"Gravity"

By John Fredrick Nims


Mildest of all the powers of earth: no lightnings

For her—maniacal in the clouds. No need for

Signs with their skull and crossbones, chain-link gates:

Danger! Keep Out! High Gravity! she’s friendlier.

Won’t nurse—unlike the magnetic powers—repugnance;

Would reconcile, draw close: her passion’s love.

 

No terrors lurking in her depths, like those

Bound in that buzzing strongbox of the atom,

Terrors that, lossened, turn the hills vesuvian,

Trace in cremation where the cities were.

 

No, she’s our quiet mother, sensible.

But therefore down-to-earth, not suffering

Fools who play fast and loose among the mountains,

Who fly in her face, or, drunken, clown on cornices.

 

She taught our ways of walking. Her affection

Adjusted the morning grass, the sands of summer

Until our soles fit snug in each, walk easy.

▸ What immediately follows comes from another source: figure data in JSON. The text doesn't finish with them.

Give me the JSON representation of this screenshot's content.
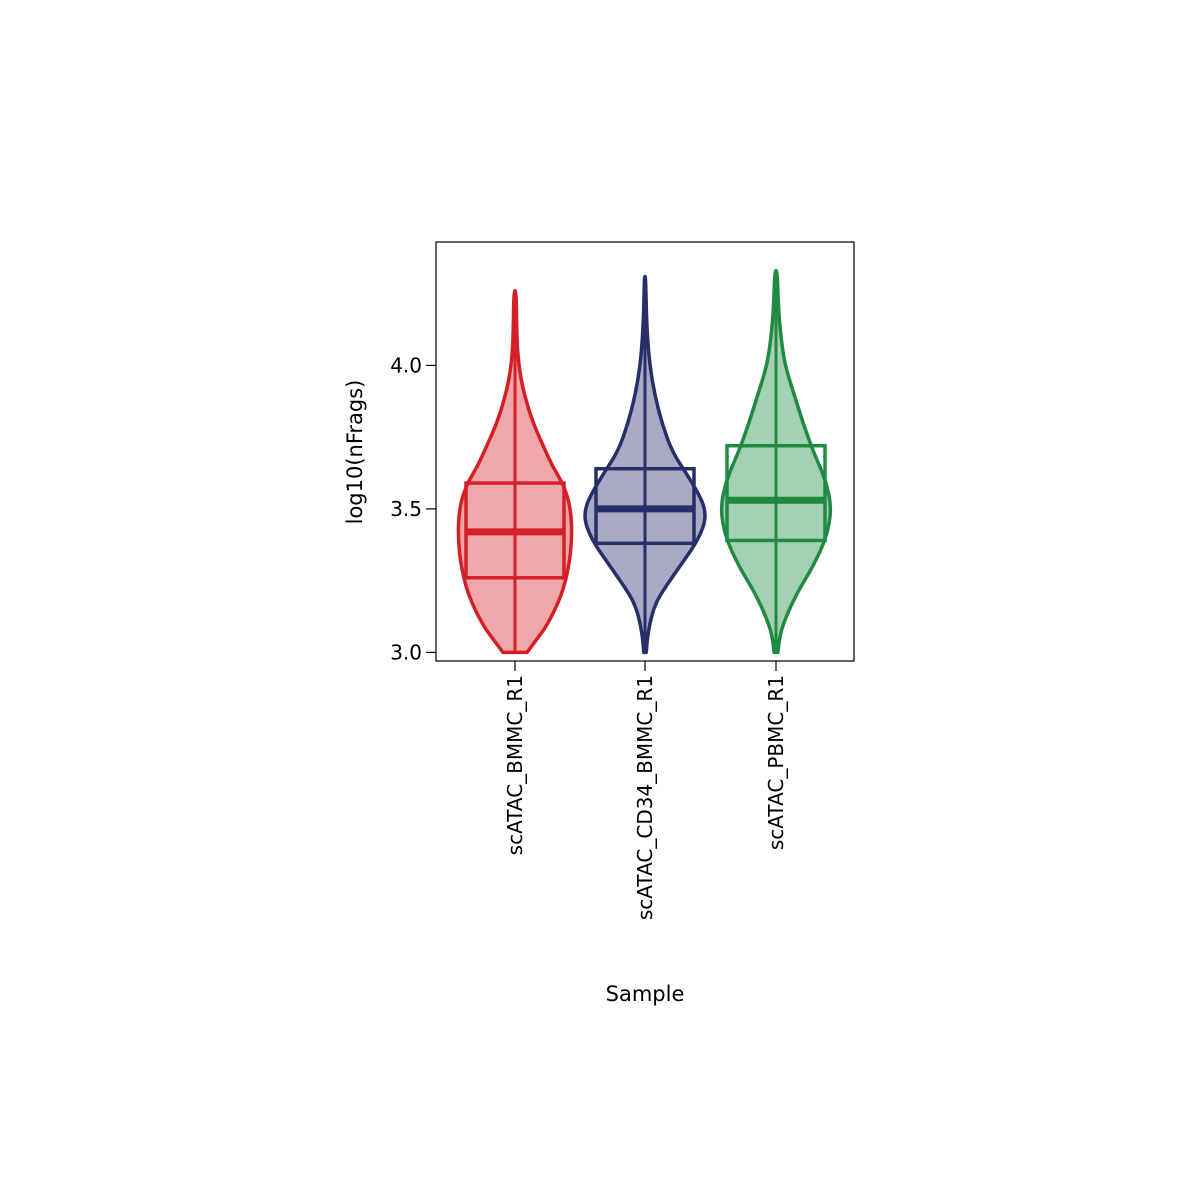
{
  "chart_data": {
    "type": "violin",
    "xlabel": "Sample",
    "ylabel": "log10(nFrags)",
    "ylim": [
      2.97,
      4.43
    ],
    "yticks": [
      "3.0",
      "3.5",
      "4.0"
    ],
    "grid": false,
    "legend": "none",
    "categories": [
      "scATAC_BMMC_R1",
      "scATAC_CD34_BMMC_R1",
      "scATAC_PBMC_R1"
    ],
    "series": [
      {
        "category": "scATAC_BMMC_R1",
        "color": "#D51F26",
        "fill": "#EFA7AA",
        "min": 3.0,
        "q1": 3.26,
        "median": 3.42,
        "q3": 3.59,
        "max": 4.26,
        "density": [
          [
            3.0,
            0.2
          ],
          [
            3.05,
            0.38
          ],
          [
            3.1,
            0.55
          ],
          [
            3.2,
            0.78
          ],
          [
            3.3,
            0.9
          ],
          [
            3.4,
            0.95
          ],
          [
            3.5,
            0.93
          ],
          [
            3.58,
            0.82
          ],
          [
            3.65,
            0.62
          ],
          [
            3.72,
            0.47
          ],
          [
            3.8,
            0.3
          ],
          [
            3.9,
            0.15
          ],
          [
            4.0,
            0.06
          ],
          [
            4.1,
            0.03
          ],
          [
            4.26,
            0.02
          ]
        ]
      },
      {
        "category": "scATAC_CD34_BMMC_R1",
        "color": "#272E6A",
        "fill": "#A8ABC3",
        "min": 3.0,
        "q1": 3.38,
        "median": 3.5,
        "q3": 3.64,
        "max": 4.31,
        "density": [
          [
            3.0,
            0.02
          ],
          [
            3.05,
            0.04
          ],
          [
            3.1,
            0.08
          ],
          [
            3.15,
            0.14
          ],
          [
            3.2,
            0.25
          ],
          [
            3.3,
            0.58
          ],
          [
            3.38,
            0.85
          ],
          [
            3.45,
            1.0
          ],
          [
            3.5,
            1.0
          ],
          [
            3.55,
            0.9
          ],
          [
            3.62,
            0.7
          ],
          [
            3.7,
            0.45
          ],
          [
            3.8,
            0.28
          ],
          [
            3.9,
            0.16
          ],
          [
            4.0,
            0.08
          ],
          [
            4.1,
            0.04
          ],
          [
            4.2,
            0.02
          ],
          [
            4.31,
            0.01
          ]
        ]
      },
      {
        "category": "scATAC_PBMC_R1",
        "color": "#208A42",
        "fill": "#A6D0B3",
        "min": 3.0,
        "q1": 3.39,
        "median": 3.53,
        "q3": 3.72,
        "max": 4.33,
        "density": [
          [
            3.0,
            0.03
          ],
          [
            3.05,
            0.06
          ],
          [
            3.1,
            0.12
          ],
          [
            3.2,
            0.33
          ],
          [
            3.3,
            0.62
          ],
          [
            3.4,
            0.84
          ],
          [
            3.5,
            0.93
          ],
          [
            3.6,
            0.83
          ],
          [
            3.7,
            0.62
          ],
          [
            3.8,
            0.45
          ],
          [
            3.9,
            0.3
          ],
          [
            4.0,
            0.15
          ],
          [
            4.1,
            0.08
          ],
          [
            4.2,
            0.04
          ],
          [
            4.33,
            0.02
          ]
        ]
      }
    ]
  }
}
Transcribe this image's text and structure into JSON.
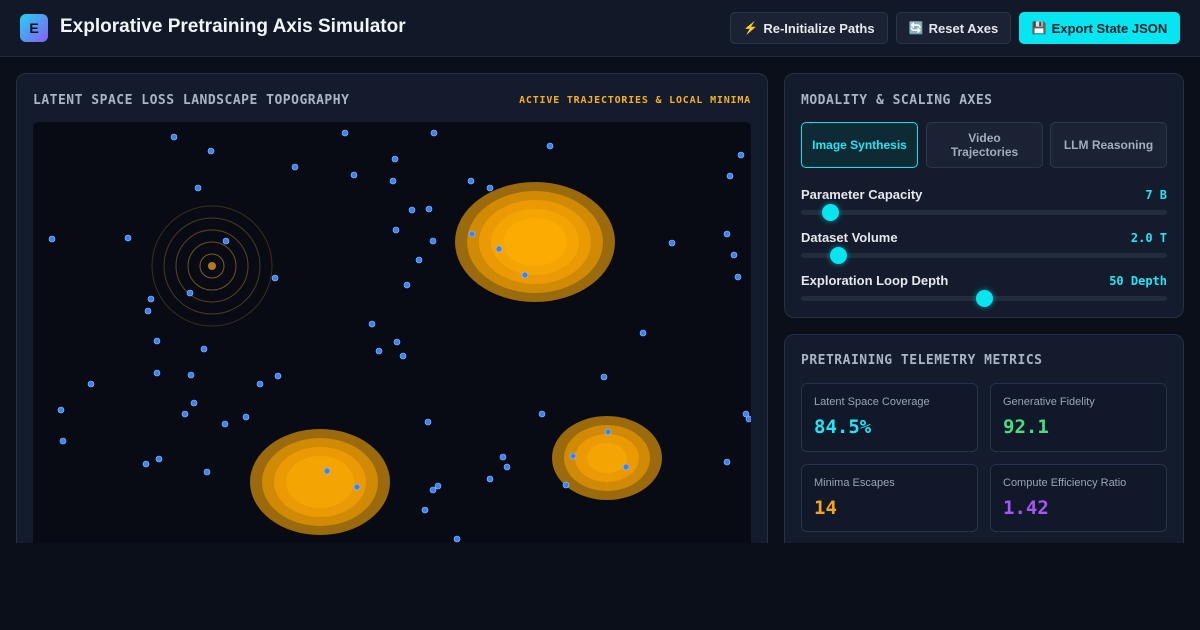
{
  "header": {
    "logo_letter": "E",
    "title": "Explorative Pretraining Axis Simulator",
    "buttons": {
      "reinit": {
        "icon": "⚡",
        "label": "Re-Initialize Paths"
      },
      "reset": {
        "icon": "🔄",
        "label": "Reset Axes"
      },
      "export": {
        "icon": "💾",
        "label": "Export State JSON"
      }
    }
  },
  "landscape": {
    "title": "LATENT SPACE LOSS LANDSCAPE TOPOGRAPHY",
    "subtitle": "ACTIVE TRAJECTORIES & LOCAL MINIMA",
    "colors": {
      "minima": "#f6a41b",
      "particle": "#3b82f6",
      "origin": "#b7791f"
    }
  },
  "axes": {
    "title": "MODALITY & SCALING AXES",
    "modalities": [
      {
        "label": "Image Synthesis",
        "active": true
      },
      {
        "label": "Video Trajectories",
        "active": false
      },
      {
        "label": "LLM Reasoning",
        "active": false
      }
    ],
    "sliders": [
      {
        "label": "Parameter Capacity",
        "value": "7 B",
        "fraction": 0.08
      },
      {
        "label": "Dataset Volume",
        "value": "2.0 T",
        "fraction": 0.1
      },
      {
        "label": "Exploration Loop Depth",
        "value": "50 Depth",
        "fraction": 0.5
      }
    ]
  },
  "telemetry": {
    "title": "PRETRAINING TELEMETRY METRICS",
    "metrics": [
      {
        "label": "Latent Space Coverage",
        "value": "84.5%",
        "color": "#22e5f5"
      },
      {
        "label": "Generative Fidelity",
        "value": "92.1",
        "color": "#4ade80"
      },
      {
        "label": "Minima Escapes",
        "value": "14",
        "color": "#f6a41b"
      },
      {
        "label": "Compute Efficiency Ratio",
        "value": "1.42",
        "color": "#a855f7"
      }
    ]
  }
}
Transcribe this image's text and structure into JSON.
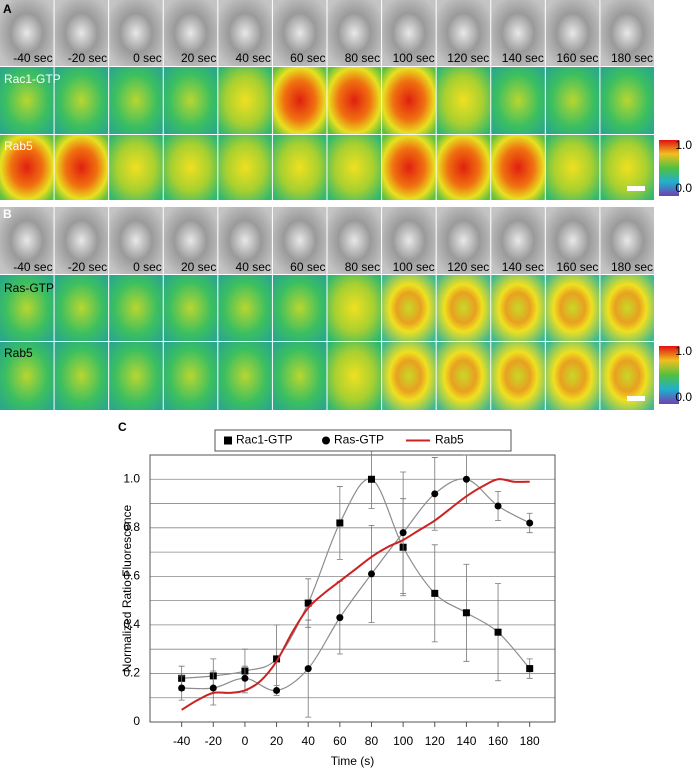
{
  "panels": {
    "A": {
      "label": "A",
      "time_labels": [
        "-40 sec",
        "-20 sec",
        "0 sec",
        "20 sec",
        "40 sec",
        "60 sec",
        "80 sec",
        "100 sec",
        "120 sec",
        "140 sec",
        "160 sec",
        "180 sec"
      ],
      "rows": [
        "Rac1-GTP",
        "Rab5"
      ],
      "colorbar": [
        "1.0",
        "0.0"
      ]
    },
    "B": {
      "label": "B",
      "time_labels": [
        "-40 sec",
        "-20 sec",
        "0 sec",
        "20 sec",
        "40 sec",
        "60 sec",
        "80 sec",
        "100 sec",
        "120 sec",
        "140 sec",
        "160 sec",
        "180 sec"
      ],
      "rows": [
        "Ras-GTP",
        "Rab5"
      ],
      "colorbar": [
        "1.0",
        "0.0"
      ]
    }
  },
  "chart_data": {
    "type": "line",
    "panel_label": "C",
    "xlabel": "Time (s)",
    "ylabel": "Normalized Ratio Fluorescence",
    "x": [
      -40,
      -20,
      0,
      20,
      40,
      60,
      80,
      100,
      120,
      140,
      160,
      180
    ],
    "series": [
      {
        "name": "Rac1-GTP",
        "color": "#000000",
        "line_color": "#8c8c8c",
        "marker": "square",
        "values": [
          0.18,
          0.19,
          0.21,
          0.26,
          0.49,
          0.82,
          1.0,
          0.72,
          0.53,
          0.45,
          0.37,
          0.22
        ],
        "errors": [
          0.05,
          0.07,
          0.09,
          0.14,
          0.1,
          0.15,
          0.12,
          0.2,
          0.2,
          0.2,
          0.2,
          0.04
        ]
      },
      {
        "name": "Ras-GTP",
        "color": "#000000",
        "line_color": "#8c8c8c",
        "marker": "circle",
        "values": [
          0.14,
          0.14,
          0.18,
          0.13,
          0.22,
          0.43,
          0.61,
          0.78,
          0.94,
          1.0,
          0.89,
          0.82
        ],
        "errors": [
          0.05,
          0.07,
          0.05,
          0.02,
          0.2,
          0.15,
          0.2,
          0.25,
          0.15,
          0.1,
          0.06,
          0.04
        ]
      },
      {
        "name": "Rab5",
        "color": "#cc2222",
        "line_color": "#cc2222",
        "marker": "none",
        "x": [
          -40,
          -30,
          -20,
          -10,
          0,
          10,
          20,
          30,
          40,
          50,
          60,
          70,
          80,
          90,
          100,
          110,
          120,
          130,
          140,
          150,
          160,
          170,
          180
        ],
        "values": [
          0.05,
          0.09,
          0.12,
          0.12,
          0.13,
          0.17,
          0.25,
          0.37,
          0.47,
          0.53,
          0.58,
          0.63,
          0.68,
          0.72,
          0.75,
          0.79,
          0.83,
          0.88,
          0.93,
          0.97,
          1.0,
          0.99,
          0.99
        ]
      }
    ],
    "xlim": [
      -60,
      196
    ],
    "xticks": [
      -40,
      -20,
      0,
      20,
      40,
      60,
      80,
      100,
      120,
      140,
      160,
      180
    ],
    "ylim": [
      0,
      1.1
    ],
    "yticks": [
      0,
      0.2,
      0.4,
      0.6,
      0.8,
      {
        "value": 1,
        "label": "1.0"
      }
    ],
    "minor_yticks": [
      0.1,
      0.3,
      0.5,
      0.7,
      0.9,
      1.1
    ],
    "grid": true
  }
}
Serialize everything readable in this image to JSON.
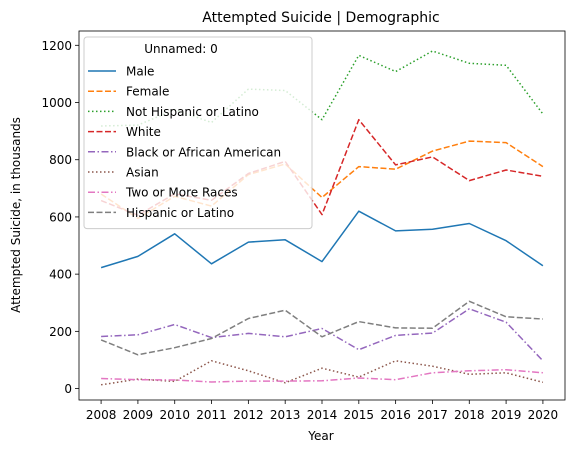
{
  "chart_data": {
    "type": "line",
    "title": "Attempted Suicide | Demographic",
    "xlabel": "Year",
    "ylabel": "Attempted Suicide, in thousands",
    "x": [
      2008,
      2009,
      2010,
      2011,
      2012,
      2013,
      2014,
      2015,
      2016,
      2017,
      2018,
      2019,
      2020
    ],
    "ylim": [
      -40,
      1250
    ],
    "yticks": [
      0,
      200,
      400,
      600,
      800,
      1000,
      1200
    ],
    "grid": false,
    "legend": {
      "title": "Unnamed: 0",
      "position": "top-left"
    },
    "series": [
      {
        "name": "Male",
        "color": "#1f77b4",
        "dash": "solid",
        "values": [
          423,
          462,
          541,
          436,
          512,
          520,
          444,
          620,
          551,
          557,
          577,
          517,
          429
        ]
      },
      {
        "name": "Female",
        "color": "#ff7f0e",
        "dash": "dashed",
        "values": [
          680,
          595,
          672,
          638,
          748,
          785,
          668,
          776,
          767,
          830,
          865,
          860,
          776
        ]
      },
      {
        "name": "Not Hispanic or Latino",
        "color": "#2ca02c",
        "dash": "dotted",
        "values": [
          918,
          921,
          975,
          930,
          1047,
          1042,
          940,
          1165,
          1108,
          1180,
          1137,
          1130,
          960
        ]
      },
      {
        "name": "White",
        "color": "#d62728",
        "dash": "dashed",
        "values": [
          657,
          606,
          681,
          658,
          752,
          794,
          608,
          940,
          782,
          810,
          727,
          764,
          742
        ]
      },
      {
        "name": "Black or African American",
        "color": "#9467bd",
        "dash": "dashdot",
        "values": [
          182,
          188,
          224,
          178,
          193,
          181,
          210,
          136,
          186,
          194,
          279,
          232,
          97
        ]
      },
      {
        "name": "Asian",
        "color": "#8c564b",
        "dash": "dotted",
        "values": [
          13,
          33,
          25,
          97,
          62,
          20,
          71,
          40,
          97,
          78,
          50,
          55,
          22
        ]
      },
      {
        "name": "Two or More Races",
        "color": "#e377c2",
        "dash": "dashdot",
        "values": [
          35,
          31,
          30,
          23,
          26,
          26,
          27,
          37,
          31,
          55,
          62,
          66,
          55
        ]
      },
      {
        "name": "Hispanic or Latino",
        "color": "#7f7f7f",
        "dash": "dashed",
        "values": [
          170,
          118,
          143,
          175,
          245,
          274,
          181,
          234,
          212,
          211,
          305,
          251,
          243
        ]
      }
    ]
  }
}
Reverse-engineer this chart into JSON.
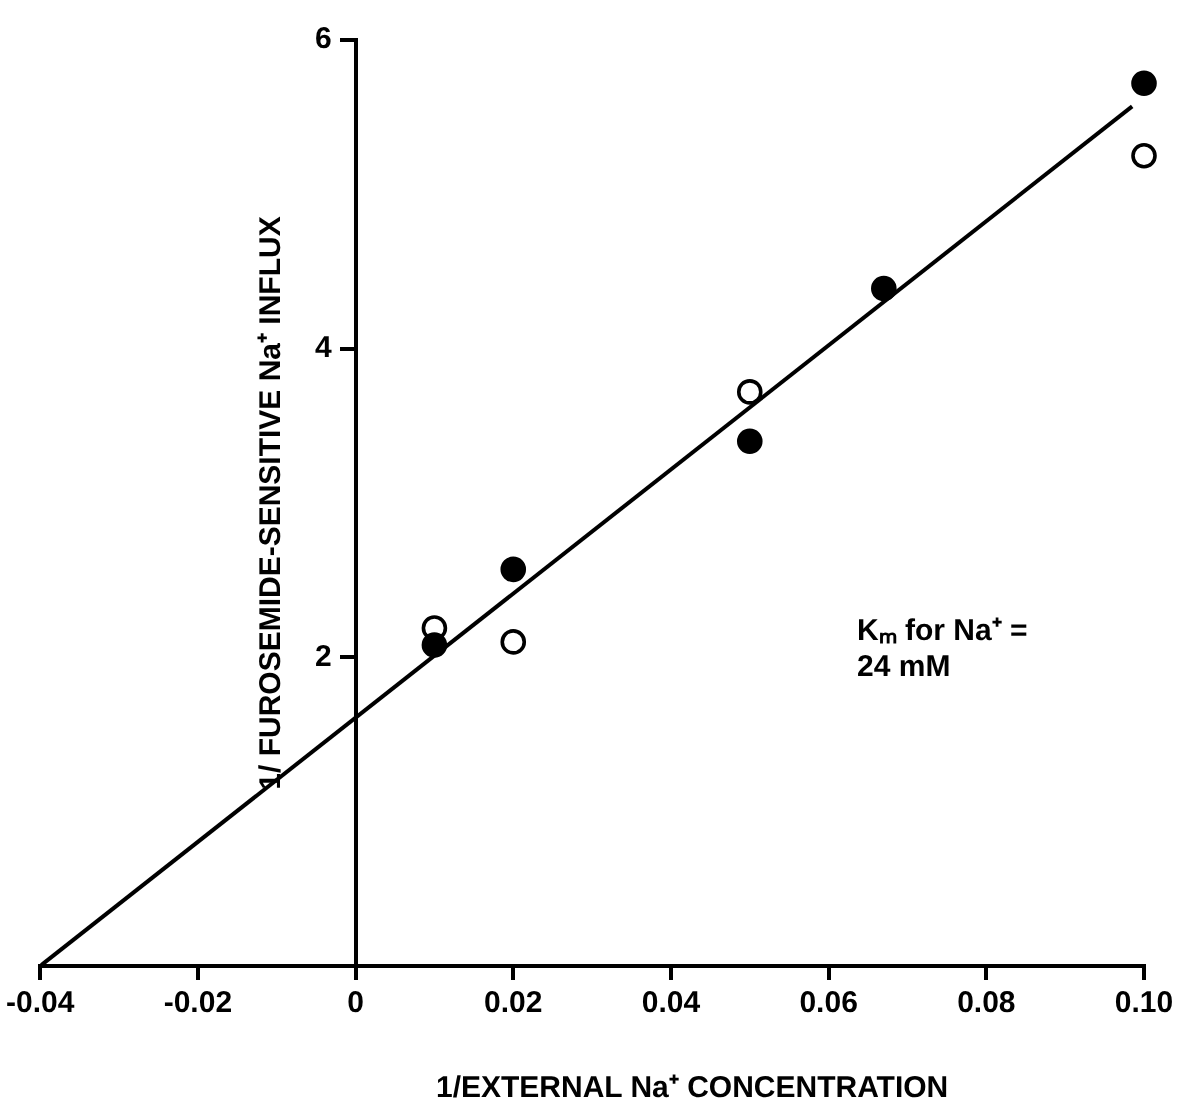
{
  "chart_data": {
    "type": "scatter",
    "xlabel": "1/EXTERNAL Na⁺ CONCENTRATION",
    "ylabel": "1/ FUROSEMIDE-SENSITIVE Na⁺ INFLUX",
    "annotations": [
      "Kₘ for Na⁺ = 24 mM"
    ],
    "xlim": [
      -0.04,
      0.1
    ],
    "xticks": [
      -0.04,
      -0.02,
      0,
      0.02,
      0.04,
      0.06,
      {
        "value": 0.08,
        "label": "0.08"
      },
      {
        "value": 0.1,
        "label": "0.10"
      }
    ],
    "ylim": [
      0,
      6
    ],
    "yticks": [
      2,
      4,
      6
    ],
    "grid": false,
    "legend": false,
    "marker": "circle",
    "series": [
      {
        "color": "#000000",
        "x": [
          0.01,
          0.02,
          0.05,
          0.067,
          0.1
        ],
        "values": [
          2.08,
          2.57,
          3.4,
          4.39,
          5.72
        ]
      },
      {
        "color": "#000000",
        "x": [
          0.01,
          0.02,
          0.05,
          0.1
        ],
        "values": [
          2.19,
          2.1,
          3.72,
          5.25
        ]
      },
      {
        "type": "line",
        "color": "#000000",
        "marker": "none",
        "x": [
          -0.04,
          0.0985
        ],
        "values": [
          0,
          5.57
        ]
      }
    ]
  }
}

Holding her hand, we’re safe. Should that hand fail,

The atmosphere we breathe would turn hysterical,

Hiss with tornadoes, spinning us from earth

Into the cold unbreathable desolations.

 

Yet there—in fields of space—is where she shines,

Ring-mistress of the circus of the stars,

Their prancing carousels, their ferris wheels

Lit brilliant in celebration. Thanks to her

All’s gala in the galaxy.
 

                                   Down here she

Walks us just right, not like the jokey moon

Burlesquing our human stride to kangaroo hops;

Not like vast planets, whose unbearable mass

Would crush us in a bear hug to their surface

And into the surface, flattened. No: deals fairly.

Makes happy each with each: the willow bend

Just so, the acrobat land true, the keystone

Nestle in place for bridge and for cathedral.

Let us pick up—or mostly—what we need:

Rake, bucket, stone to build with, logs for warmth,

The fallen fruit, the fallen child . . . ourselves.

 

Instructs us too in honesty: our jointed

Limbs move awry and crisscross, gawky, thwart;

She’s all directness and makes that a grace,

All downright passion for the core of things,

For rectitude, the very ground of being:

Those eyes are leveled where the heart is set.

 

See, on the tennis court this August day:

How, beyond human error, she’s the one

Whose will the bright balls cherish and obey

—As if in love. She’s tireless in her courtesies

To even the klutz (knees, elbows all a-tangle),

Allowing his poky serve Euclidean whimsies,

The looniest lob its joy: serene parabolas.